Yolanda M. López’s York Vote Has Power was featured on the Autumn 2008 issue of Signs (volume 34, number 1), which featured a comparative perspectives symposium on challenges to women’s leadership.
This work was printed by the Brodsky Center for Innovative Print and Paper at Rutgers University during the artist’s residency there. The title is taken from a political rallying cry used in South Africa during the first time all citizens could vote, black and white.
Coming out of the civil rights movement, the feminist movement, and the Chicano/Chicana movement together, it became clear to me that as an artist I was interested in how images function and how they affect us. The content and context of images shape who we feel we are, how other people see us, and the consensus we have as American people.
My work is about the imaging of women; it is about how we as Chicano/Chicanas see ourselves. The images should reflect who we are and what we want to be. As an artist I just feel it’s one way I can contribute to our freedom and equality. It’s part of self-determination. And it is political.

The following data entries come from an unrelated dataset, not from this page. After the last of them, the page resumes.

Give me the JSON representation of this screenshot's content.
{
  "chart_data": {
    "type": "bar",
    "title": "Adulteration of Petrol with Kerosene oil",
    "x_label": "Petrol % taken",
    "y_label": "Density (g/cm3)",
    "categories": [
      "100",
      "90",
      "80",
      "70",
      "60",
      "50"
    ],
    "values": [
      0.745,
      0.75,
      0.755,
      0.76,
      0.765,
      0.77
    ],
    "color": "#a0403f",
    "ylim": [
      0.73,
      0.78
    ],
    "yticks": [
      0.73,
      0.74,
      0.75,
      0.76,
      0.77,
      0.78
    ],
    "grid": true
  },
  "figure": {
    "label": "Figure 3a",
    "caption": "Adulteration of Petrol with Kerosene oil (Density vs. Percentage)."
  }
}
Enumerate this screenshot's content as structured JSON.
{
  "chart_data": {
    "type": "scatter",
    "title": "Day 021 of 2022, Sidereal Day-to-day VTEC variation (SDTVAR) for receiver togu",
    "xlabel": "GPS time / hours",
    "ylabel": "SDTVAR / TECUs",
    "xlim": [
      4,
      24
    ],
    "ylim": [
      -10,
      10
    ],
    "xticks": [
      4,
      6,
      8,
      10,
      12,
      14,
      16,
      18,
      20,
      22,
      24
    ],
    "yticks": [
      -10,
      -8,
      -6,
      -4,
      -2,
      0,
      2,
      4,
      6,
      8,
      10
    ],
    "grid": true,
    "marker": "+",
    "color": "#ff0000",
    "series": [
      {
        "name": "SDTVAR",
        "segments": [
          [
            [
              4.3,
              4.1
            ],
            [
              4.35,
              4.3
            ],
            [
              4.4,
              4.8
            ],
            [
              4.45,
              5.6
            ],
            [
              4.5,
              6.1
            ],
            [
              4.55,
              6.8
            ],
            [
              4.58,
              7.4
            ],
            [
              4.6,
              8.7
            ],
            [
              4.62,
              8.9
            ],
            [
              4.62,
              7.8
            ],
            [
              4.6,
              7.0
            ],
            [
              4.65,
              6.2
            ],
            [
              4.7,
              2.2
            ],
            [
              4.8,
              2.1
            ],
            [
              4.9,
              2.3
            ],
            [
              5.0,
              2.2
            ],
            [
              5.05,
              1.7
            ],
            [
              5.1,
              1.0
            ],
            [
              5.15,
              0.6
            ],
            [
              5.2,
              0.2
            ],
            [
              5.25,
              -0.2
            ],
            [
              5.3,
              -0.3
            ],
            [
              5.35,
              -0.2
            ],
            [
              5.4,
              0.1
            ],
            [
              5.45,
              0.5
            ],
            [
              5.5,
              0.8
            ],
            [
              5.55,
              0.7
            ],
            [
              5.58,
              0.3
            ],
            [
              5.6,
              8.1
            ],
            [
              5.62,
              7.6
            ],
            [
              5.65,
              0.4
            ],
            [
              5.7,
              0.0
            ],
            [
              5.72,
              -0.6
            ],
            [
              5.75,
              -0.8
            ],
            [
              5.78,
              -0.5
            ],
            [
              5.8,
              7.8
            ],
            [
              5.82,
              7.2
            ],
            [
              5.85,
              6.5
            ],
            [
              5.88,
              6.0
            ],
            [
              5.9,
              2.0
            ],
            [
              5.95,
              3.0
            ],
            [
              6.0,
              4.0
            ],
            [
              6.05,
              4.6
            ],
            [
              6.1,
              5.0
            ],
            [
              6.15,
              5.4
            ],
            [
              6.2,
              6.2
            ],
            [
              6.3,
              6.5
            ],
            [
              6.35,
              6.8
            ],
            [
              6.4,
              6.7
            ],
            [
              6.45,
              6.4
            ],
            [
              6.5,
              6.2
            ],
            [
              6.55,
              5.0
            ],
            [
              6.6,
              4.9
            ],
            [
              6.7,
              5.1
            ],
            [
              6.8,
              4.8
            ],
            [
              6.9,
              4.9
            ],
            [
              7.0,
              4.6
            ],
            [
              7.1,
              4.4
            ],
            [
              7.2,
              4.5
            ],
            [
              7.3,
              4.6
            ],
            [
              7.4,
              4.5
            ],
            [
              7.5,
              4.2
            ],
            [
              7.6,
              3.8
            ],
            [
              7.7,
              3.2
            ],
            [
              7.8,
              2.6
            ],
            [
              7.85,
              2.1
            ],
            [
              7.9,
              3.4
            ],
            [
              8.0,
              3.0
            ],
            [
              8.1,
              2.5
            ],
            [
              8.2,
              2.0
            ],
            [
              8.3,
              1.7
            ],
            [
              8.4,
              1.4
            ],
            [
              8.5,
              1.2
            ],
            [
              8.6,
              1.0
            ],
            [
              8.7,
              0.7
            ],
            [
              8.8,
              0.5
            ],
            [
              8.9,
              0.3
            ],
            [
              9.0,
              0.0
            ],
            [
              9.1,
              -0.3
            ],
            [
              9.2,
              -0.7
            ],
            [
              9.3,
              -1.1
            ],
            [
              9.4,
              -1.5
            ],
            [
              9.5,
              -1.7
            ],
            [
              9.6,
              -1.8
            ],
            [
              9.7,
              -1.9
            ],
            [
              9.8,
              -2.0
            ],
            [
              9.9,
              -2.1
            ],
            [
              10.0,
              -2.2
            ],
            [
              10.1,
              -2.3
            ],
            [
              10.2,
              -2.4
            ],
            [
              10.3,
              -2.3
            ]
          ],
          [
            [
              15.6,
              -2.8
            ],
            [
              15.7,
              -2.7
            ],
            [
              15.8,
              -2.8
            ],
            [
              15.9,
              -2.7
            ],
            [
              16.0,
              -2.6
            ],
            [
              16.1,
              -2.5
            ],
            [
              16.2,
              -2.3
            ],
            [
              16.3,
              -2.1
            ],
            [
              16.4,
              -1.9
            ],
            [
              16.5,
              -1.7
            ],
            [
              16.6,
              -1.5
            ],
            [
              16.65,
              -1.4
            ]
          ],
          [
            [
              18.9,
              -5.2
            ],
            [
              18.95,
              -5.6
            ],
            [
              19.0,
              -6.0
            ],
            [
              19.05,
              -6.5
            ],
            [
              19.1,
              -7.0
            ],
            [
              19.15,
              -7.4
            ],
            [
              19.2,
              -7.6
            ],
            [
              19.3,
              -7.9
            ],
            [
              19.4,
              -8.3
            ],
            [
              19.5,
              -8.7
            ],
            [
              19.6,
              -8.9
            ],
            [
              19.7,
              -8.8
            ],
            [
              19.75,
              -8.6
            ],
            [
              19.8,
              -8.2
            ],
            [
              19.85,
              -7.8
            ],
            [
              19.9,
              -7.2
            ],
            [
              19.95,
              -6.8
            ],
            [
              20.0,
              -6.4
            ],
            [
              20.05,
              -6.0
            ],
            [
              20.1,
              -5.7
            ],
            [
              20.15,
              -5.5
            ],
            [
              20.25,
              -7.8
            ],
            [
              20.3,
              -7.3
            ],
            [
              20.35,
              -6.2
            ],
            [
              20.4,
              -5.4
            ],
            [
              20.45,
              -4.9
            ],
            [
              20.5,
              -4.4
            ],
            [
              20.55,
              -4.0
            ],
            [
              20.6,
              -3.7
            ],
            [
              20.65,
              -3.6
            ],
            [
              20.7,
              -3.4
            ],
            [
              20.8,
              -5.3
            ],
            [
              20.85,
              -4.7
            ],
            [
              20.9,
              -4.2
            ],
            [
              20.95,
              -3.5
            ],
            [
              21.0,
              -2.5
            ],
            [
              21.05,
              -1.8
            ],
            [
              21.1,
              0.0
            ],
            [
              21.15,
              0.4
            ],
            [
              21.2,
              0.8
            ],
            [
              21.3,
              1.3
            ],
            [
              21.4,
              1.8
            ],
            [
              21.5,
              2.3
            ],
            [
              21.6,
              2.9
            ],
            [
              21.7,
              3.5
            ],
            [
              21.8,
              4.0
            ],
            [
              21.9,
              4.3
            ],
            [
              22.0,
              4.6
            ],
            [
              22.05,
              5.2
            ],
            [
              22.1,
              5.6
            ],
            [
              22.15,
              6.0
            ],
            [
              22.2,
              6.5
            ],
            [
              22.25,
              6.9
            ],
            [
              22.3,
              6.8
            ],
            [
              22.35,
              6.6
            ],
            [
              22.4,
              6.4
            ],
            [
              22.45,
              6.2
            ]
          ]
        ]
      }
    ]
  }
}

Yolanda M. López is a San Francisco–based conceptual artist, educator, and scholar. In 1968 she participated in the San Francisco State University Third World Strike. Since that point she has viewed her work as an artist as a tool for political and social change and sees herself as an artistic provocateur. She is best known for her groundbreaking Virgin of Guadalupe series, an investigation of the Virgin of Guadalupe as an influential female icon. Classically trained as a painter, her work has expanded into installation, video, and slide presentations. López has taught studio classes and has lectured on Chicano art at the University of California at Berkeley, Stanford University, Mills College, the University of California at San Diego, and the California College of Art.